Review: Gwen’s mud-filled horror gives us a slice of Welsh history on screen
Over the last week, I have been fortunate enough to attend three events which tells us a lot about the film industry in Wales.
Last Monday I sat in the audience in Cardiff in the annual get together of IntoFilm Cymru, the charity which carries out outstanding work with young people promoting all things cinematic in schools and beyond.
The main speaker was Lynwen Brennan from Tenby, IntoFilm Cymru’s newest Ambassador. Lynwen is the Executive Vice President of George Lucas’s family of companies (LucasFilm, Industrial Light and Magic etc). Which makes her probably the most powerful women in global cinema.
She told the children and young people there has never been a better time to think about a career in film. Production in Wales is booming, and there is a shortage of workers in all the trades which support film-making on an industrial scale.
At the end of the week Gwyl Arall in Caernarfon included a session with Jon Gower interviewing Karl Francis, the Bedwas film-maker, about his long and colourful career in film. The festival also screened his 2008 feature, Hope Eternal, a madly ambitious work in six languages filmed in five countries (four in Southern Africa and Wales), funded by S4C.
It’s not an easy watch, a tale in part of genocide and child-trafficking, and a Welsh doctor and a Madagascan nurse and her daughter caught up in the middle of events beyond their control. Though it is uneven in parts, the film sits easily in Karl Francis work over four decades, politically committed, telling big stories on small budgets.
His work includes multiple films about Wales and Northern Ireland, as well as productions abroad such as Hope Eternal and One of the Hollywood Ten. His first feature in 1977, Above Us the Earth, has been voted one of the best films ever produced in Wales.
With his longevity and breadth of work in film and TV, it’s not a stretch to see him in the same company as Ken Loach or the Dardenne brothers.
The third event was mid-week, in Pontio in Bangor. It was a preview of Gwen, a first feature by William McGregor.
Filmed in Snowdonia, the landscape is monumental, looming out of the November rain, snow and fog.
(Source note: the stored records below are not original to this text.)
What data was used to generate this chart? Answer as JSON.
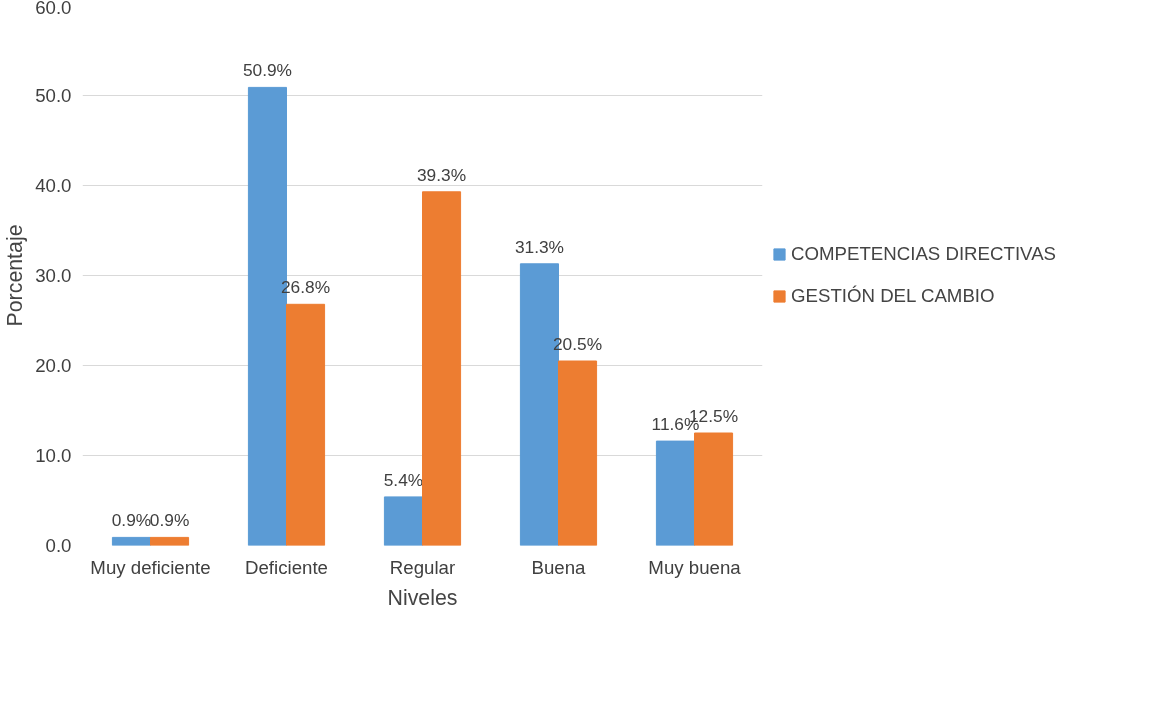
{
  "chart_data": {
    "type": "bar",
    "xlabel": "Niveles",
    "ylabel": "Porcentaje",
    "categories": [
      "Muy deficiente",
      "Deficiente",
      "Regular",
      "Buena",
      "Muy buena"
    ],
    "series": [
      {
        "name": "COMPETENCIAS DIRECTIVAS",
        "color": "#5b9bd5",
        "values": [
          0.9,
          50.9,
          5.4,
          31.3,
          11.6
        ],
        "value_labels": [
          "0.9%",
          "50.9%",
          "5.4%",
          "31.3%",
          "11.6%"
        ]
      },
      {
        "name": "GESTIÓN DEL CAMBIO",
        "color": "#ed7d31",
        "values": [
          0.9,
          26.8,
          39.3,
          20.5,
          12.5
        ],
        "value_labels": [
          "0.9%",
          "26.8%",
          "39.3%",
          "20.5%",
          "12.5%"
        ]
      }
    ],
    "ylim": [
      0,
      60
    ],
    "yticks": [
      {
        "value": 0,
        "label": "0.0"
      },
      {
        "value": 10,
        "label": "10.0"
      },
      {
        "value": 20,
        "label": "20.0"
      },
      {
        "value": 30,
        "label": "30.0"
      },
      {
        "value": 40,
        "label": "40.0"
      },
      {
        "value": 50,
        "label": "50.0"
      },
      {
        "value": 60,
        "label": "60.0"
      }
    ],
    "grid": "y",
    "legend": "right"
  }
}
It tells the story of a mother and two daughters, whose husband has gone to fight in the Crimea. Little by little they are forced off their land, part of the enclosure of Snowdonia for slate quarrying.
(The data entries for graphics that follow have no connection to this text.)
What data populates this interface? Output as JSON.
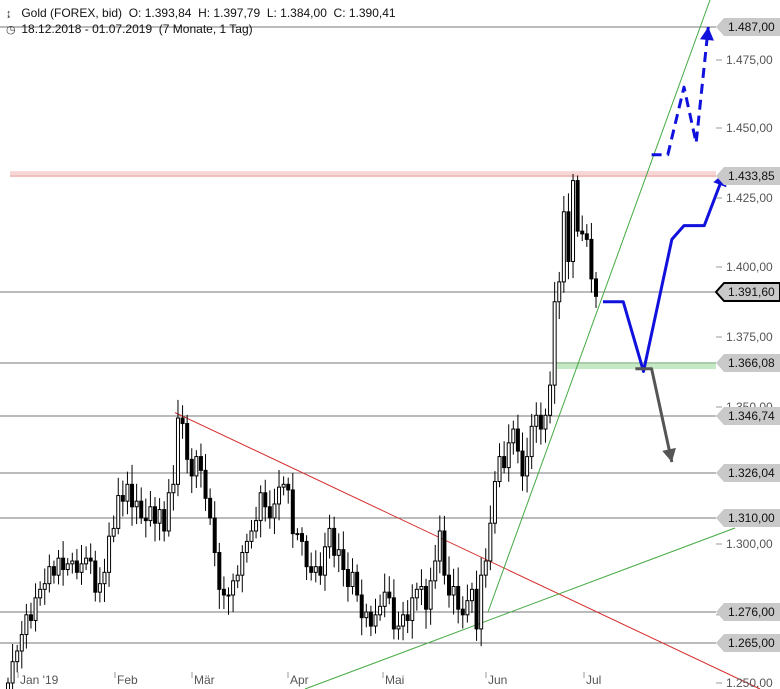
{
  "header": {
    "symbol_icon": "candlestick-icon",
    "title": "Gold (FOREX, bid)",
    "ohlc": "O: 1.393,84  H: 1.397,79  L: 1.384,00  C: 1.390,41",
    "clock_icon": "clock-icon",
    "range": "18.12.2018 - 01.07.2019  (7 Monate, 1 Tag)"
  },
  "colors": {
    "candle": "#000000",
    "resistance_line": "#e06666",
    "support_zone": "#9fd89f",
    "trend_green": "#44aa44",
    "trend_red": "#d62a2a",
    "scenario_blue": "#1111dd",
    "scenario_grey": "#555555",
    "marker_bg": "#c9c9c9"
  },
  "chart_data": {
    "type": "candlestick",
    "title": "Gold (FOREX, bid)",
    "xlabel": "",
    "ylabel": "",
    "ylim": [
      1250,
      1500
    ],
    "x_ticks": [
      "Jan '19",
      "Feb",
      "Mär",
      "Apr",
      "Mai",
      "Jun",
      "Jul"
    ],
    "y_ticks": [
      "1.250,00",
      "1.275,00",
      "1.300,00",
      "1.350,00",
      "1.375,00",
      "1.400,00",
      "1.425,00",
      "1.450,00",
      "1.475,00"
    ],
    "y_tick_values": [
      1250,
      1275,
      1300,
      1350,
      1375,
      1400,
      1425,
      1450,
      1475
    ],
    "horizontal_levels": [
      {
        "value": 1487.0,
        "label": "1.487,00",
        "style": "grey"
      },
      {
        "value": 1433.85,
        "label": "1.433,85",
        "style": "red-zone"
      },
      {
        "value": 1391.6,
        "label": "1.391,60",
        "style": "current"
      },
      {
        "value": 1366.08,
        "label": "1.366,08",
        "style": "green-zone"
      },
      {
        "value": 1346.74,
        "label": "1.346,74",
        "style": "grey"
      },
      {
        "value": 1326.04,
        "label": "1.326,04",
        "style": "grey"
      },
      {
        "value": 1310.0,
        "label": "1.310,00",
        "style": "grey"
      },
      {
        "value": 1276.0,
        "label": "1.276,00",
        "style": "grey"
      },
      {
        "value": 1265.0,
        "label": "1.265,00",
        "style": "grey"
      }
    ],
    "series": [
      {
        "close": [
          1250,
          1258,
          1262,
          1268,
          1275,
          1273,
          1281,
          1284,
          1286,
          1292,
          1289,
          1295,
          1291,
          1293,
          1294,
          1290,
          1293,
          1295,
          1294,
          1283,
          1286,
          1290,
          1303,
          1306,
          1318,
          1316,
          1322,
          1314,
          1316,
          1310,
          1309,
          1314,
          1308,
          1313,
          1305,
          1319,
          1322,
          1346,
          1344,
          1331,
          1325,
          1332,
          1327,
          1317,
          1310,
          1297,
          1284,
          1282,
          1282,
          1287,
          1289,
          1297,
          1301,
          1305,
          1309,
          1319,
          1314,
          1310,
          1315,
          1321,
          1322,
          1320,
          1304,
          1304,
          1301,
          1292,
          1290,
          1292,
          1289,
          1299,
          1306,
          1296,
          1298,
          1291,
          1285,
          1290,
          1282,
          1274,
          1276,
          1271,
          1275,
          1278,
          1283,
          1281,
          1270,
          1271,
          1275,
          1273,
          1281,
          1284,
          1285,
          1277,
          1287,
          1294,
          1305,
          1289,
          1282,
          1285,
          1277,
          1275,
          1280,
          1284,
          1270,
          1289,
          1294,
          1308,
          1323,
          1332,
          1328,
          1337,
          1342,
          1334,
          1325,
          1332,
          1343,
          1347,
          1342,
          1347,
          1358,
          1388,
          1395,
          1420,
          1402,
          1432,
          1413,
          1412,
          1410,
          1396,
          1390
        ]
      }
    ],
    "scenarios": [
      {
        "name": "bullish",
        "style": "solid",
        "color": "blue",
        "points": [
          [
            0,
            1388
          ],
          [
            5,
            1388
          ],
          [
            10,
            1363
          ],
          [
            17,
            1410
          ],
          [
            20,
            1415
          ],
          [
            25,
            1415
          ],
          [
            30,
            1435
          ]
        ]
      },
      {
        "name": "bullish-extended",
        "style": "dashed",
        "color": "blue",
        "points": [
          [
            12,
            1441
          ],
          [
            16,
            1441
          ],
          [
            20,
            1465
          ],
          [
            23,
            1445
          ],
          [
            26,
            1487
          ]
        ]
      },
      {
        "name": "bearish",
        "style": "solid",
        "color": "grey",
        "points": [
          [
            8,
            1364
          ],
          [
            12,
            1364
          ],
          [
            17,
            1330
          ]
        ]
      }
    ]
  }
}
The film contains two strong performances, by young actor Eleanor Worthington-Cox, and Maxine Peake, who is never less than excellent. The men are reduced to little more than walk-on parts compared to these, including Richard Harrington.
Harrington was the male lead in Hope Eternal, but in Gwen, despite being on screen in many scenes, hardly utters a word.
There’s no doubt that McGregor, who hails from Norfolk, is a director to watch. He’s included in this month’s Sight and Sound review of the ‘new voices shaking up UK film’. Gwen is hard to categorise, a mix of costume drama and the supernatural.
If this month’s must-see Midsommar finds its horror in vibrant colours and Scandanavian sunshine, Gwen is all browns, its mud-filled horror coming from the extreme conditions that the family has to endure, and the economic forces that will crush them.
Gwen, like Hope Eternal, is well worth seeing, though it has its faults. The film, set in 1850s Snowdonia, is in English, with Welsh reduced to the margins. But that’s how mainstream cinema (even independent films) works.
To get the funding they have to have talent attached – and Maxine Peake is one of the best actors working in the UK at the moment. With backing even from the likes of FilmCymru and the BFI, there has to be hope of making at least some of the money back. It took McGregor and his producer eight years to find the money for the project.
It’s interesting to compare Gwen with two other historic productions I’ve recently caught up with on Netflix. Black 47 is set in the Irish famine, and in feel and look, at least for the first part, is similar to Gwen. The second, Rebellion, produced by RTE, told the story of the Easter Rising and its aftermath. Although it was not particularly well-received in the Republic, it is made on a scale hard to imagine in Wales.
This is nothing new. Paul Turner (who’s Hedd Wyn is another in the running for best ever Welsh film) tried and failed to make a biopic about Owain Glyndwr, It’s also been reported that Gareth Evans (of Raid fame) wants to make a biopic about Glyndwr as well.
Under present conditions though, it’s hard to see how the funding can come together for most films which seek to tell stories from Welsh history in either Welsh or English, especially on an epic scale. The challenge for most Welsh fim-makers is how to rustle up between £500,000 and £2 million to make any film which has ambitions to take place in more than several locations with a handful of actors.
Gwen goes on national release this week. The biography Encounters with….Karl Francis is also published this week.